In technical organization, this attempt at reduction often takes the form of transforming men into machines and punishing them when they don’t act as such:
The operational accident occurs where man fails to function as a human machine, where he no longer acts in accord with the automatic mechanism he is operating. The operational accident, in other words, occurs precisely where we are human, where we try to assert our independence of the machine, be it by lack of attention, fatigue, sleep, or preoccupation with non-mechanical things. It is in such moments of human weakness that the suppressed elemental forces break loose, get out of control, and wreak their vengeance by destroying both the operator and his machine. The law, now in the service of the technical organization, punishes the negligent operator for his failure to control his automaton with automatic regularity. – Friedrich Georg Jünger, The Failure of Technology*
The technological mindset Jünger critiques is, at heart, nothing but this inversion enacted en masse and unleashed to consume the world. It is also why the mindset is doomed to fail in its triumph. Technology is supposed to free us by allowing us to dominate nature, but where did we get the conceit that we existed independent of nature, that technological organization would somehow stop when it came to managing human beings? Of course it doesn’t, it can’t, but man is not an object, some gear that can be slot into a machine, and thus the all-consuming advance of the technological can only proceed by denuding him of the qualities that make him human. Man can only be freed by technology, therefore, in so far as he stops being a man.

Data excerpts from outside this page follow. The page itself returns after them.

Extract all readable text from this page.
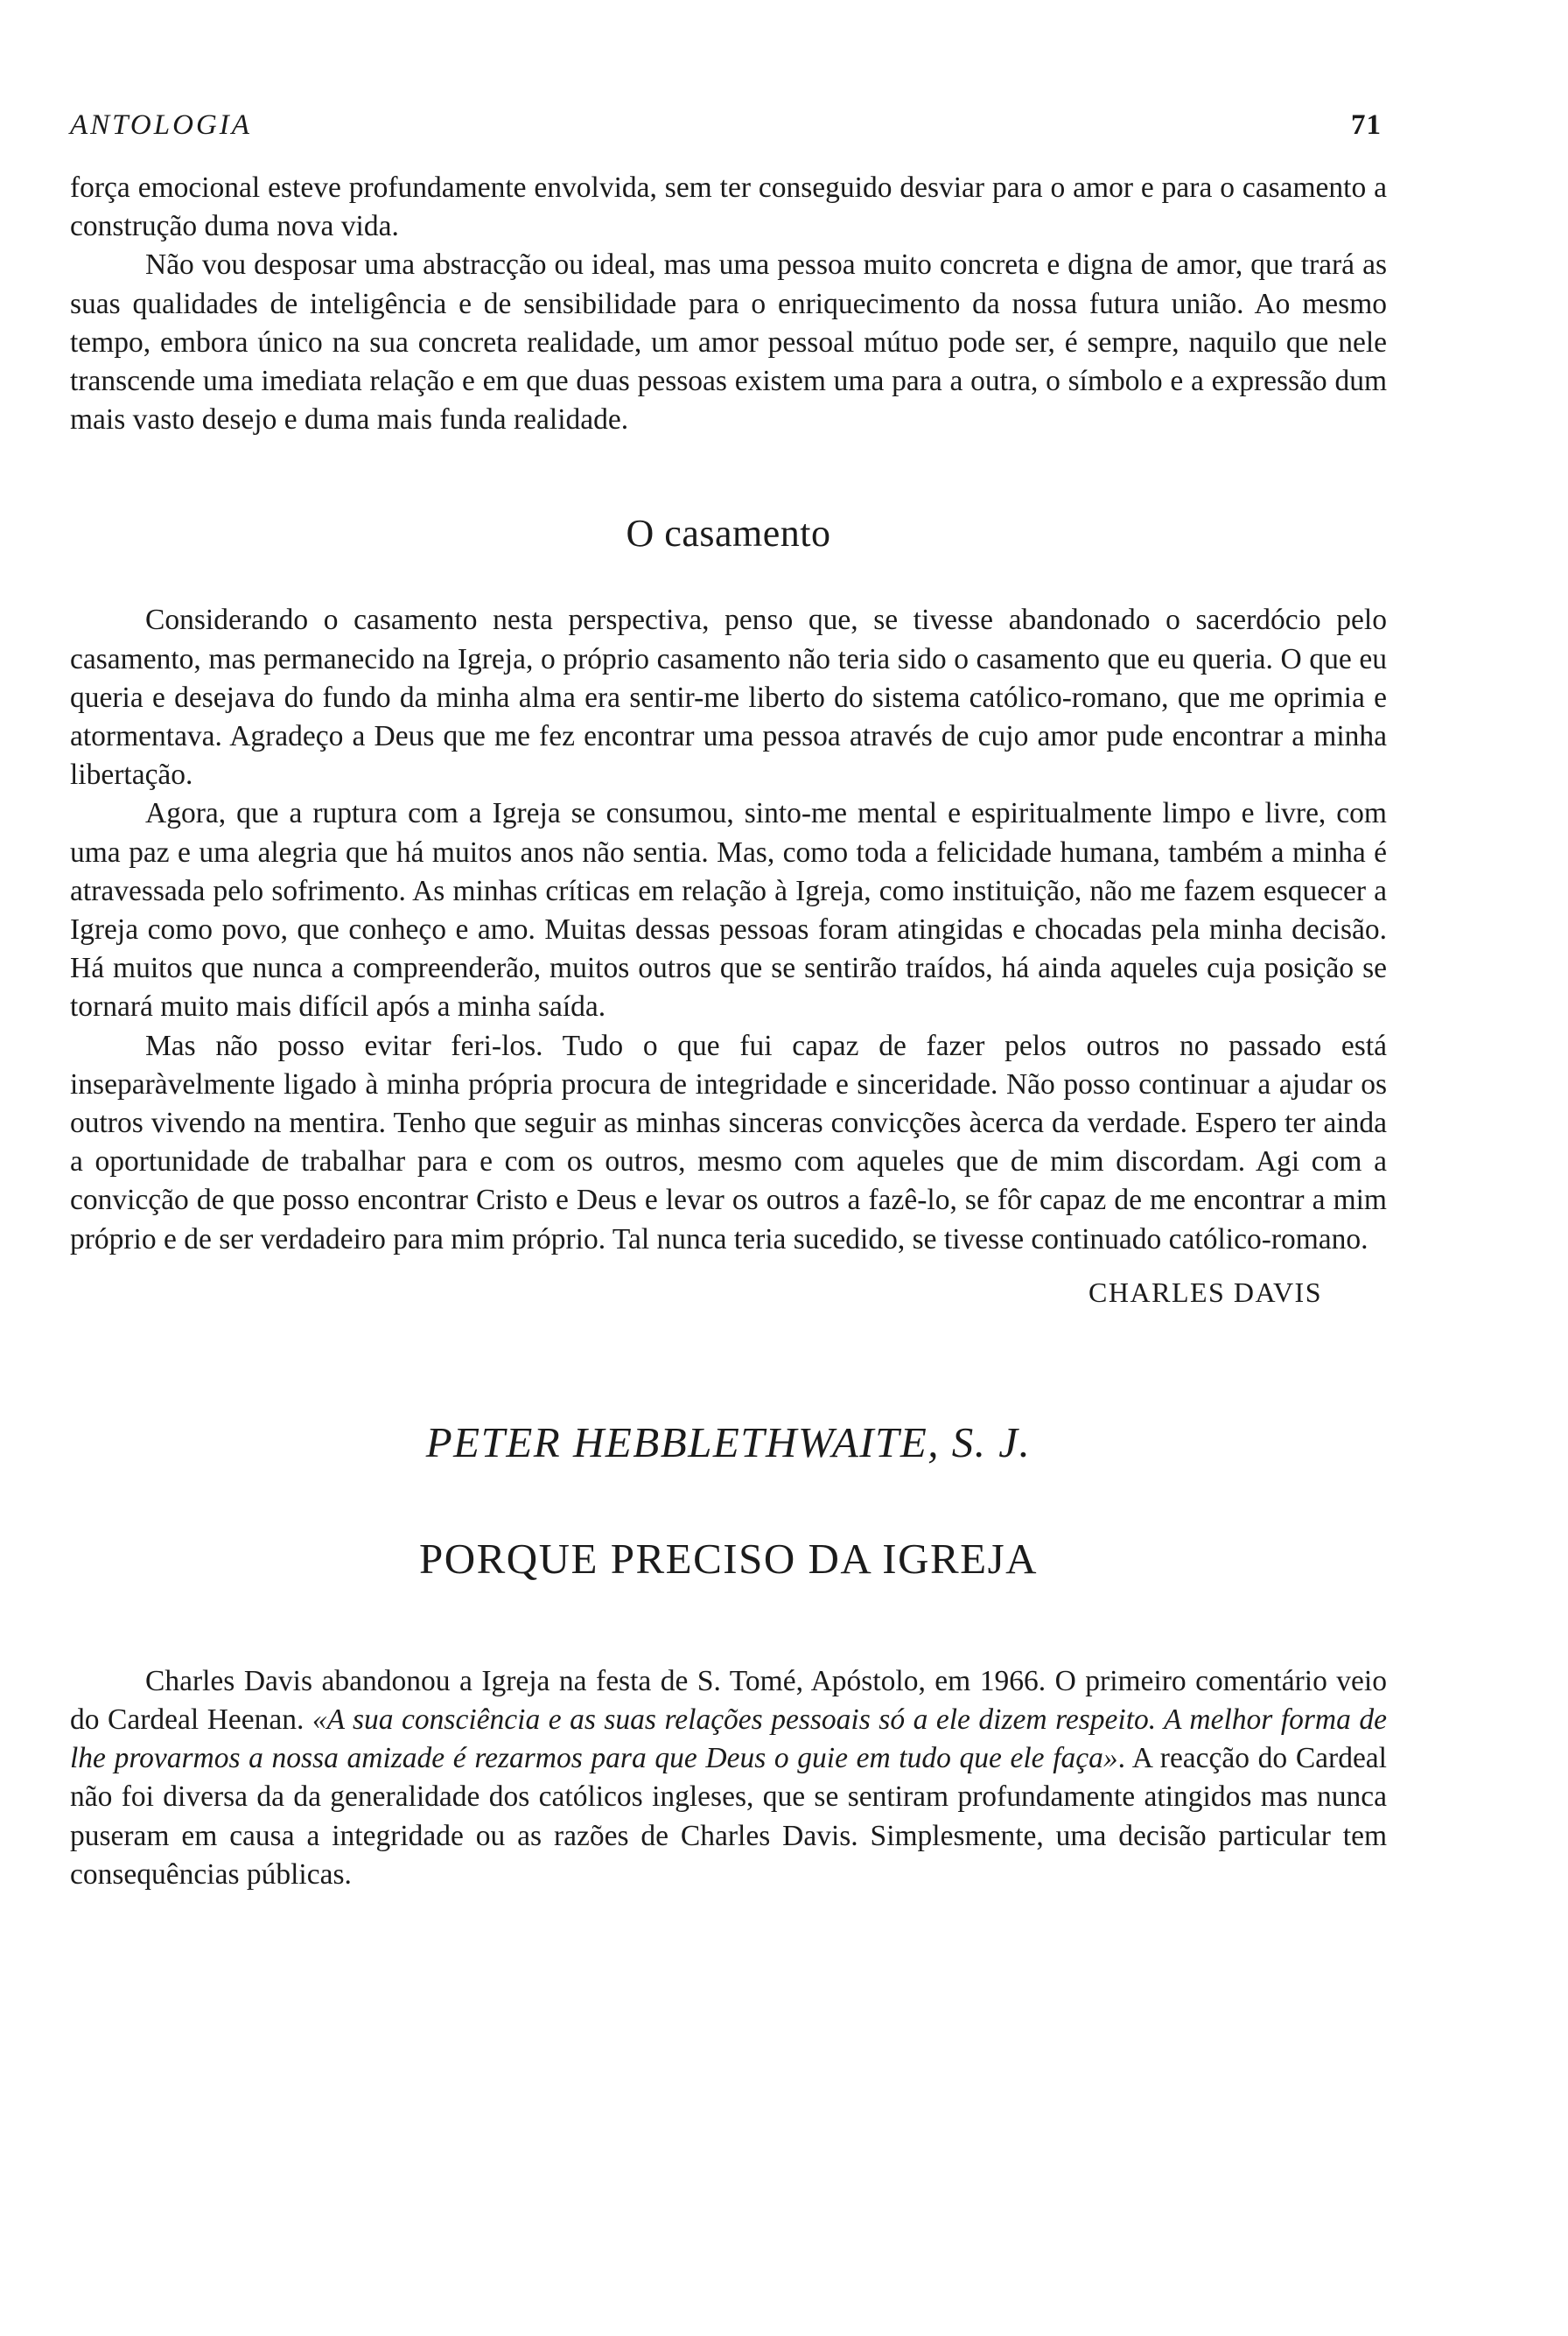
ANTOLOGIA	71

força emocional esteve profundamente envolvida, sem ter conseguido desviar para o amor e para o casamento a construção duma nova vida.

Não vou desposar uma abstracção ou ideal, mas uma pessoa muito concreta e digna de amor, que trará as suas qualidades de inteligência e de sensibilidade para o enriquecimento da nossa futura união. Ao mesmo tempo, embora único na sua concreta realidade, um amor pessoal mútuo pode ser, é sempre, naquilo que nele transcende uma imediata relação e em que duas pessoas existem uma para a outra, o símbolo e a expressão dum mais vasto desejo e duma mais funda realidade.

O casamento

Considerando o casamento nesta perspectiva, penso que, se tivesse abandonado o sacerdócio pelo casamento, mas permanecido na Igreja, o próprio casamento não teria sido o casamento que eu queria. O que eu queria e desejava do fundo da minha alma era sentir-me liberto do sistema católico-romano, que me oprimia e atormentava. Agradeço a Deus que me fez encontrar uma pessoa através de cujo amor pude encontrar a minha libertação.

Agora, que a ruptura com a Igreja se consumou, sinto-me mental e espiritualmente limpo e livre, com uma paz e uma alegria que há muitos anos não sentia. Mas, como toda a felicidade humana, também a minha é atravessada pelo sofrimento. As minhas críticas em relação à Igreja, como instituição, não me fazem esquecer a Igreja como povo, que conheço e amo. Muitas dessas pessoas foram atingidas e chocadas pela minha decisão. Há muitos que nunca a compreenderão, muitos outros que se sentirão traídos, há ainda aqueles cuja posição se tornará muito mais difícil após a minha saída.

Mas não posso evitar feri-los. Tudo o que fui capaz de fazer pelos outros no passado está inseparàvelmente ligado à minha própria procura de integridade e sinceridade. Não posso continuar a ajudar os outros vivendo na mentira. Tenho que seguir as minhas sinceras convicções àcerca da verdade. Espero ter ainda a oportunidade de trabalhar para e com os outros, mesmo com aqueles que de mim discordam. Agi com a convicção de que posso encontrar Cristo e Deus e levar os outros a fazê-lo, se fôr capaz de me encontrar a mim próprio e de ser verdadeiro para mim próprio. Tal nunca teria sucedido, se tivesse continuado católico-romano.

CHARLES DAVIS
PETER HEBBLETHWAITE, S. J.
PORQUE PRECISO DA IGREJA

Charles Davis abandonou a Igreja na festa de S. Tomé, Apóstolo, em 1966. O primeiro comentário veio do Cardeal Heenan. «A sua consciência e as suas relações pessoais só a ele dizem respeito. A melhor forma de lhe provarmos a nossa amizade é rezarmos para que Deus o guie em tudo que ele faça». A reacção do Cardeal não foi diversa da da generalidade dos católicos ingleses, que se sentiram profundamente atingidos mas nunca puseram em causa a integridade ou as razões de Charles Davis. Simplesmente, uma decisão particular tem consequências públicas.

More Jünger, “The mechanization of life is the mill which grinds the individual down into atomized masses.” Without other selves, we have no self. Our being is established in communion, but this communion must be dissolved in order for the technological to triumph. Hence, the terrible atomization and alienation of the present moment.
I’m starting to wander a little bit. This is the post that I’d mentioned I’ve been banging my head against for a few days. My mind pulls me in two different directions of exploration, the first into broader historical and philosophical considerations, how this emphasis on modeling and the technological emerges out of the epistemic crises following the Reformation, particularly the science envy that has so effectively destroyed philosophy, or at least reduced the bulk of it to mere squabbling around the edges of things. The second is into specific examples of how the confusion I’ve detailed manifests in the release of forces which oppose the modelers, the way in which the Procrustean mindset generates its own enemies, whether primal in the shape of famines that devastate agricultural planners or profoundly human, as in how the model of an extremist leads to the FBI goading impressionable fools to engage in acts of terror or, and this was the key example that I wanted to really talk about (because I don’t want to only heap blame on the moderns), how the Church created in their opposition to the Cathars a counter-church that could only be expunged by hideously destructive warfare.
But, I’ve run out of time, run out of energy, and my thoughts remain stubbornly incoherent. So this is where we’ll leave it for today.